History, the cliche goes, is written by the winners, and it helps when the winners have writers of some talent on their side. Shakespeare, for instance, who pretty much condemned Richard the III to the front rank of literary and historical villains. Richard the Third in the play kills his wife's father and husband, his nephews, others, and marries her by deception, to say no more. He ends betrayed on the field of battle screaming for 'a horse, a horse, my kingdom for a horse!'

Anyone my age can remember the day that Richard the III, the movie starring Lawrence Olivier, aired on American broadcast television. It was a solemn and hallowed moment in the mid 1950's, and lots of us watched because our mothers made us watch. Black and white, low resolution television with tinny sound is not the best intro to Shakespeare or history. It worked best with Bugs Bunny cartoons. Just saying.

It wasn't generally known that Shakespeare was pretty much a hired gun for the descendents, primarily Queen Elizabeth, of Henry the VII, the guy who defeated Richard on Bosworth Field. Henry came from the Lancaster branch of the Plantagenets, and Richard from the York, and the battle of Bosworth ended the War of the Roses, Lancaster red and York white. For you trivia nuts. All Tudor monarchs and their ancestors come off pretty well in Shakespeare. Even Richard II, who was murdered. But Richard III came from the other side of the ox trail, and is evil incarnate.
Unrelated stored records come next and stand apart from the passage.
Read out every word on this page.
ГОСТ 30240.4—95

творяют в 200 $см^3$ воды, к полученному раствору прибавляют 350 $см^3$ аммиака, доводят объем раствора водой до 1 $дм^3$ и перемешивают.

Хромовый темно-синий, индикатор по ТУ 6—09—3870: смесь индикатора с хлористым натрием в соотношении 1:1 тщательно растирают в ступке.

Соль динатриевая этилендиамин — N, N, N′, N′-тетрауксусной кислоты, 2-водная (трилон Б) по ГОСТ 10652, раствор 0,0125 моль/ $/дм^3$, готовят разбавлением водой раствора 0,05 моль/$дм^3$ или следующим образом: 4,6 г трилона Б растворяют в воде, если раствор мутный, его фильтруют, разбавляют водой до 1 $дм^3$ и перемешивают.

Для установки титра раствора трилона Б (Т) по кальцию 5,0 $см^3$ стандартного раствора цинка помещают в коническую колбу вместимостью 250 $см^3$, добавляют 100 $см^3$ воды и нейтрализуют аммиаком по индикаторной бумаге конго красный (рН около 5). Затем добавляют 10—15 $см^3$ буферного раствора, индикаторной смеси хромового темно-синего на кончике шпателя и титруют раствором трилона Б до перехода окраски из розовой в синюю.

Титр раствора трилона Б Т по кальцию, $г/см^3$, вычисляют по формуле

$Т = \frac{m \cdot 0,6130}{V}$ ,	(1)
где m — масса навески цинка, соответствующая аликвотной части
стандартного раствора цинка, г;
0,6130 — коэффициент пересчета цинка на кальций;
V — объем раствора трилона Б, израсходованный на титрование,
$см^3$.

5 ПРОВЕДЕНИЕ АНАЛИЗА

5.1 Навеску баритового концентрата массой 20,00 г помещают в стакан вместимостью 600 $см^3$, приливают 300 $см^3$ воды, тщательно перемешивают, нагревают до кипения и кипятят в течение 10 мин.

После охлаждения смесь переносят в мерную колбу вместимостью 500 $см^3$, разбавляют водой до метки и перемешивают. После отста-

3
That said, the great crime lain at Richard the III's gimpy feet is that he murdered the Princes in the Tower. They were his nephews and had a greater claim on the crown than he did, although it's sometimes hard to understand the hereditary principle in English monarchy. Richard's brother, King Edward IV, died in April 1483, and Richard was named Lord Protector of the realm for Edward's son, the 12-year-old King Edward V to be. For his protection and that of his younger brother, Richard put them in the Tower of London. Somehow, it was discovered that their parents marriage was invalid and the children bastards, a trope that the Tudors would use a lot, ironically. Richard became King, and once in the Tower, the princes were never seen again in public. It was assumed Richard had killed them.

Maybe not. Richard was, for a King in the fifteenth century, rather progressive and far sighted. He established the procedure of bail in English courts, and addressed some of the needs of the poor. He himself suffered, and he may have had insights into humanity denied others. Between his death and Shakespeare's interest, the Tudor flunkies wrote the history of the times, and from these Shakespeare got his story, and added to it with literary license. History written solely by the winners is only true when one side can write and the other cannot. Richard has had his literate defenders from the get go, and there is much evidence that may exonerate him and condemn the Tudors.

Does it matter? No, not now. But it does suggest that in time truth might become known to those interested, for the benefit of those wronged, and a maligned soul from the days when physical deformity was seen as divine punishment might be exonerated, and our own competence and prejudices be judged anew.